An artist is hard at work in her studio, sketching her latest creation.
Another sits by the window of a sunny coffee shop, typing away at his computer. EDM music builds in the background as other artists take pictures and draw on their tablets.
With its minimalist font and use of dramatic lighting, these scenes wouldn’t be out of place in an Apple commercial.
At least, that’s what senior Jack Kersey wants you to believe.
This is a commercial for Birrama Creative, a student group devoted to marketing, branding and advertising events on and off-campus. Launched as a rebrand of the Taylor Student Organization’s design and marketing team (DMT), Kersey said the group’s goal is to build excitement for their clients’ events.
“Let’s say if Airband happens but then all the advertising surrounding Airband is little to none, (or) it doesn’t exist, or it’s just awful,” he said. “People are still going to go and it’s still going to be a good time, but the hype and the buildup to (Airband) and the overall atmosphere is going to be depleted. Whereas if it’s something really professional and really, really high class, people are going to see that and say, ‘Whoa, that looks sick for Airband.’”
Kersey is a film major who creates video content for Birrama. He has been with the team for two years, making videos like the rebrand commercial.
But Birrama isn’t limited to videos. They are responsible for many of the posters found on campus, advertising events such as intramurals and Fabrica, a student-run fashion show. Their work can be found on the walls of the Student Center, on social media and even on T-shirts.
Birrama was the vision of former president Liam Brettenny (’21), who saw a need to give the DMT a new identity.
“No one knew who we were … (the DMT) was like a weird thing in the background that produced great work, but no one knew where it was coming from,” Brettenny said.
He reimagined the DMT as a place where art students could gather to make high-quality work and be taken seriously for it.

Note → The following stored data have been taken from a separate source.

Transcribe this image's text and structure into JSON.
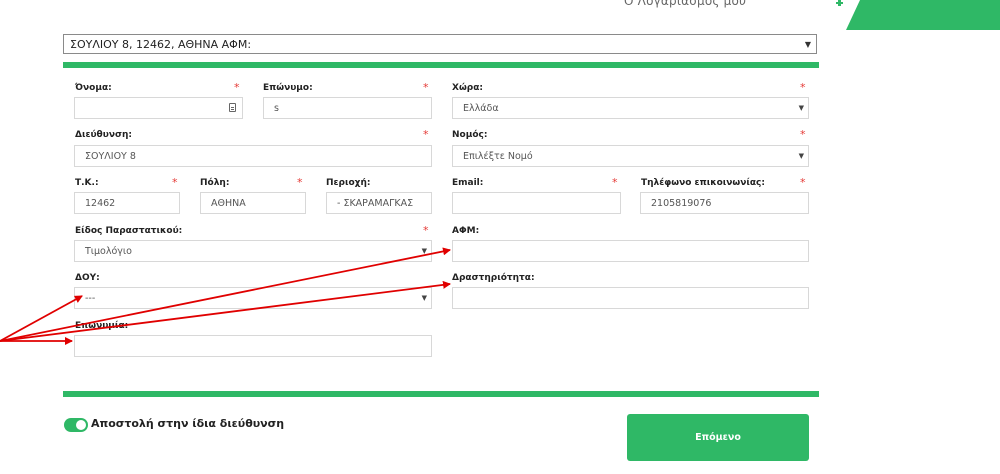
{
  "header": {
    "account_link": "Ο Λογαριασμός μου"
  },
  "address_select": {
    "value": "ΣΟΥΛΙΟΥ 8, 12462, ΑΘΗΝΑ ΑΦΜ:"
  },
  "form": {
    "first_name": {
      "label": "Όνομα:",
      "value": "",
      "required": "*"
    },
    "last_name": {
      "label": "Επώνυμο:",
      "value": "s",
      "required": "*"
    },
    "country": {
      "label": "Χώρα:",
      "value": "Ελλάδα",
      "required": "*"
    },
    "address": {
      "label": "Διεύθυνση:",
      "value": "ΣΟΥΛΙΟΥ 8",
      "required": "*"
    },
    "prefecture": {
      "label": "Νομός:",
      "value": "Επιλέξτε Νομό",
      "required": "*"
    },
    "postal_code": {
      "label": "Τ.Κ.:",
      "value": "12462",
      "required": "*"
    },
    "city": {
      "label": "Πόλη:",
      "value": "ΑΘΗΝΑ",
      "required": "*"
    },
    "area": {
      "label": "Περιοχή:",
      "value": "- ΣΚΑΡΑΜΑΓΚΑΣ"
    },
    "email": {
      "label": "Email:",
      "value": "",
      "required": "*"
    },
    "phone": {
      "label": "Τηλέφωνο επικοινωνίας:",
      "value": "2105819076",
      "required": "*"
    },
    "document_type": {
      "label": "Είδος Παραστατικού:",
      "value": "Τιμολόγιο",
      "required": "*"
    },
    "vat_number": {
      "label": "ΑΦΜ:",
      "value": ""
    },
    "tax_office": {
      "label": "ΔΟΥ:",
      "value": "---"
    },
    "activity": {
      "label": "Δραστηριότητα:",
      "value": ""
    },
    "company_name": {
      "label": "Επωνυμία:",
      "value": ""
    }
  },
  "shipping_toggle": {
    "label": "Αποστολή στην ίδια διεύθυνση",
    "state": "on"
  },
  "next_button": {
    "label": "Επόμενο"
  },
  "colors": {
    "accent": "#2fb866",
    "required": "#e53935",
    "annotation_arrow": "#e00000"
  },
  "icons": {
    "contact_card": "contact-card-icon",
    "dropdown": "chevron-down-icon"
  }
}
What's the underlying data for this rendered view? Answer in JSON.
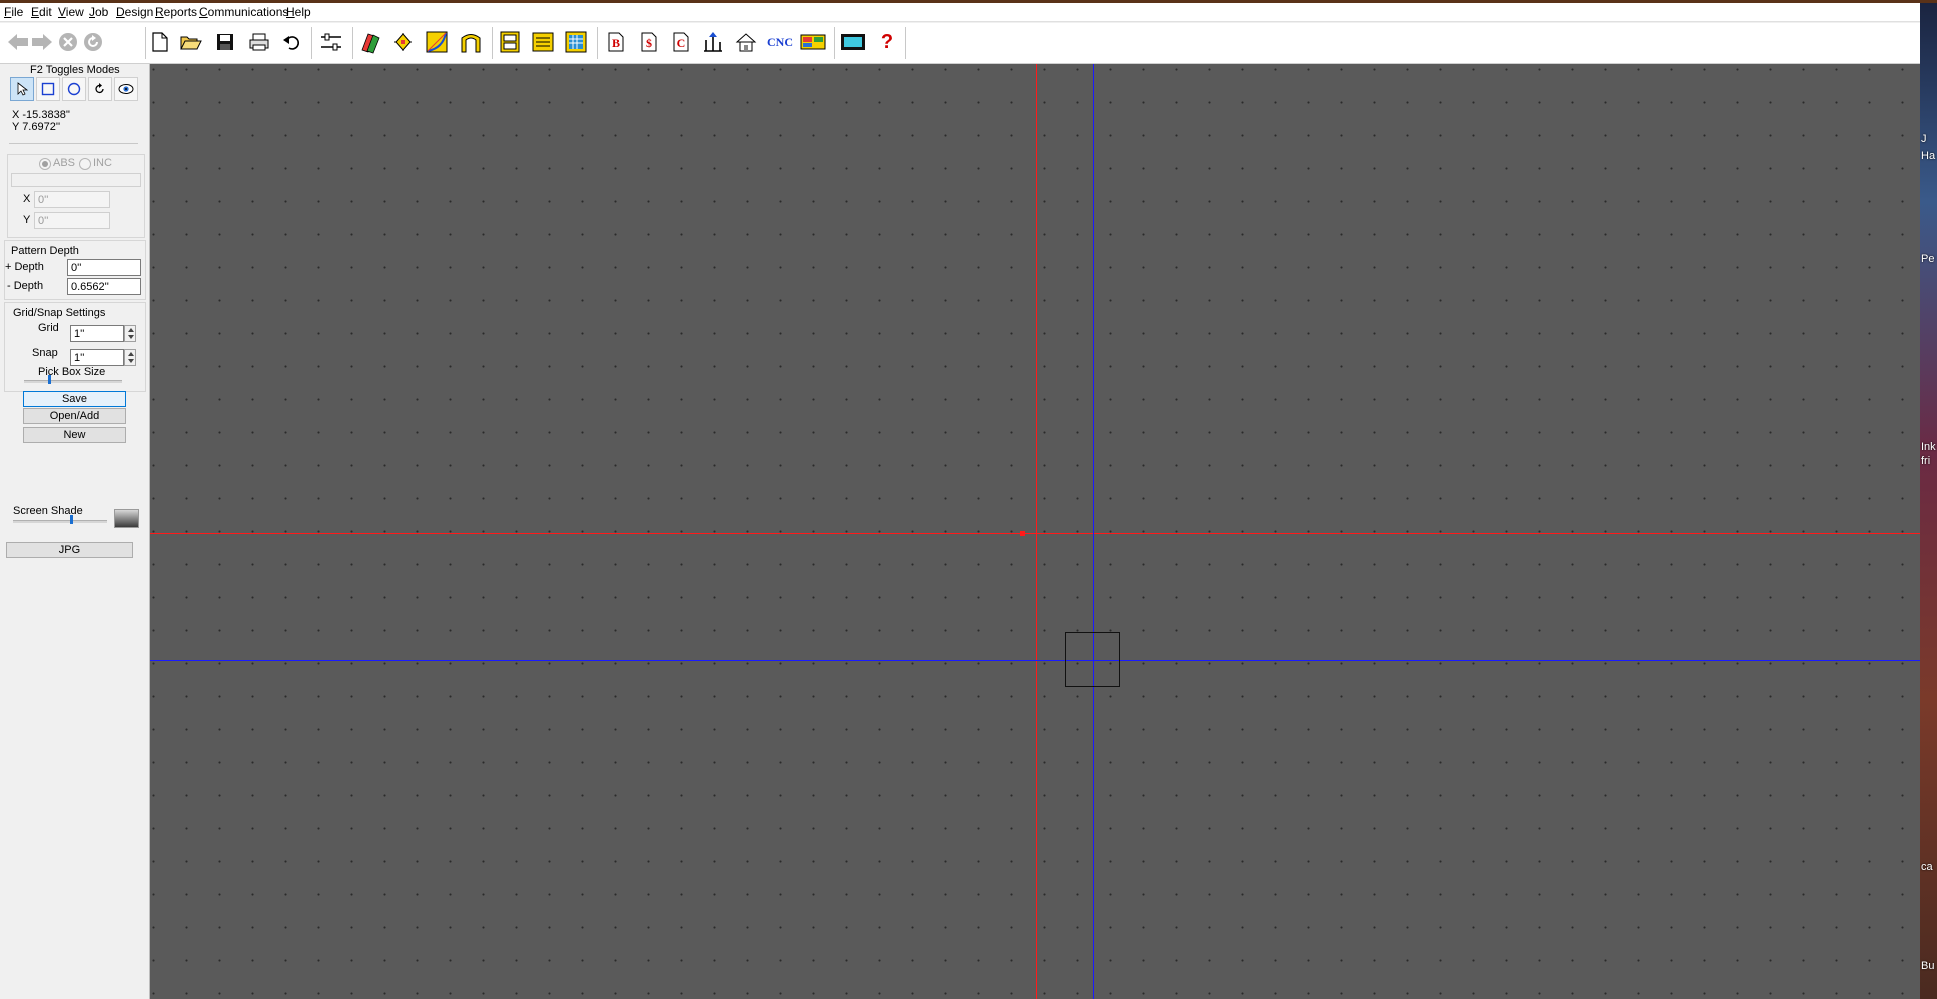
{
  "menu": [
    {
      "label": "File",
      "key": "F",
      "rest": "ile"
    },
    {
      "label": "Edit",
      "key": "E",
      "rest": "dit"
    },
    {
      "label": "View",
      "key": "V",
      "rest": "iew"
    },
    {
      "label": "Job",
      "key": "J",
      "rest": "ob"
    },
    {
      "label": "Design",
      "key": "D",
      "rest": "esign"
    },
    {
      "label": "Reports",
      "key": "R",
      "rest": "eports"
    },
    {
      "label": "Communications",
      "key": "C",
      "rest": "ommunications"
    },
    {
      "label": "Help",
      "key": "H",
      "rest": "elp"
    }
  ],
  "toolbar": {
    "cnc_label": "CNC",
    "help_glyph": "?",
    "report_b": "B",
    "report_dollar": "$",
    "report_c": "C"
  },
  "left_panel": {
    "modes_title": "F2 Toggles Modes",
    "cursor_x": "X -15.3838''",
    "cursor_y": "Y 7.6972''",
    "abs_label": "ABS",
    "inc_label": "INC",
    "x_label": "X",
    "y_label": "Y",
    "x_value": "0''",
    "y_value": "0''",
    "pattern_depth_title": "Pattern Depth",
    "plus_depth_label": "+ Depth",
    "minus_depth_label": "- Depth",
    "plus_depth_value": "0''",
    "minus_depth_value": "0.6562''",
    "grid_snap_title": "Grid/Snap Settings",
    "grid_label": "Grid",
    "grid_value": "1''",
    "snap_label": "Snap",
    "snap_value": "1''",
    "pick_box_label": "Pick Box Size",
    "save_label": "Save",
    "open_add_label": "Open/Add",
    "new_label": "New",
    "screen_shade_label": "Screen Shade",
    "jpg_label": "JPG"
  },
  "desktop_labels": [
    "J",
    "Ha",
    "Pe",
    "Ink",
    "fri",
    "ca",
    "Bu"
  ],
  "colors": {
    "canvas": "#5a5a5a",
    "origin_axis": "#ff0000",
    "cursor_axis": "#0000ff",
    "active_blue": "#0078d7"
  }
}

Brettenny said that the name “Birrama” is really a combination of two words – “birr”, a word with Old English roots meaning “a force, energy or vigor,” and “rama,” split from the word “panorama,” which means “spectacular display.”
Smashing these two words together gives us “Birrama”, which means, “The power of seeing things that others do not to create something visually spectacular,” Brettenny said.
Kersey said the biggest change to the team under the rebrand was an expanded clientele.
“Before (the rebrand), all of our work was restricted just to Taylor, for other cabinets and the TSO and all the events that happen on campus,” said Kersey. “Now we can do different work for clients outside of TSO, whether that’s for departments here at Taylor or clients outside of Taylor.”
To announce the rebrand, Brettenny worked with Kersey on the Apple-style commercial. The duo began filming the 2 minute, 33 second ad at the end of January in time for Airband in March.
Kersey finished editing the video an hour before the show started.
He said the promo was his favorite project despite the time crunch. While the video advertises Birrama’s services, it also features some recognizable Taylor locations, such as a cameo from the Modelle Metcalf Visual Arts Center.
Kersey, who is used to working solo on film projects, also enjoys the support of fellow creative team members.
“Just being able to be with other creatives in the group … it’s nice that you have someone who can relate to you on the same level,” he said.
Of the many jobs on Birrama’s team, graphic design may be one of the most prominent. Senior Avery Anderson is one of these designers, creating unique fonts and color schemes for projects like the “Meet the Prez” posters.
While most kids want to be doctors or firefighters when they grow up, as a child, Anderson wanted to be a graphic designer.
“My mom was a counselor at my elementary school, so she talked to me about career possibilities back when I was younger, and she told me about being a graphic designer,” Anderson said. “I had no idea what that was, but I thought, ‘I like computers, and I like art, so maybe this is something I would want to do when I grow up.’”
She was hired on the Birrama team to work on Collide, a magazine published by the Integration of Faith and Culture (IFC). The group’s president, junior Audrey Masters, knew Anderson from their work together on The Echo and recognized her skills of layout and design.
Anderson encouraged underclassmen graphic designers to take all the opportunities they can get, including designing wing gear and working for The Echo.
“I know it’s scary to be an underclassman and feel like there’s so many other designers out there who can do a better job than you, but really, that may be you one day,” Anderson said.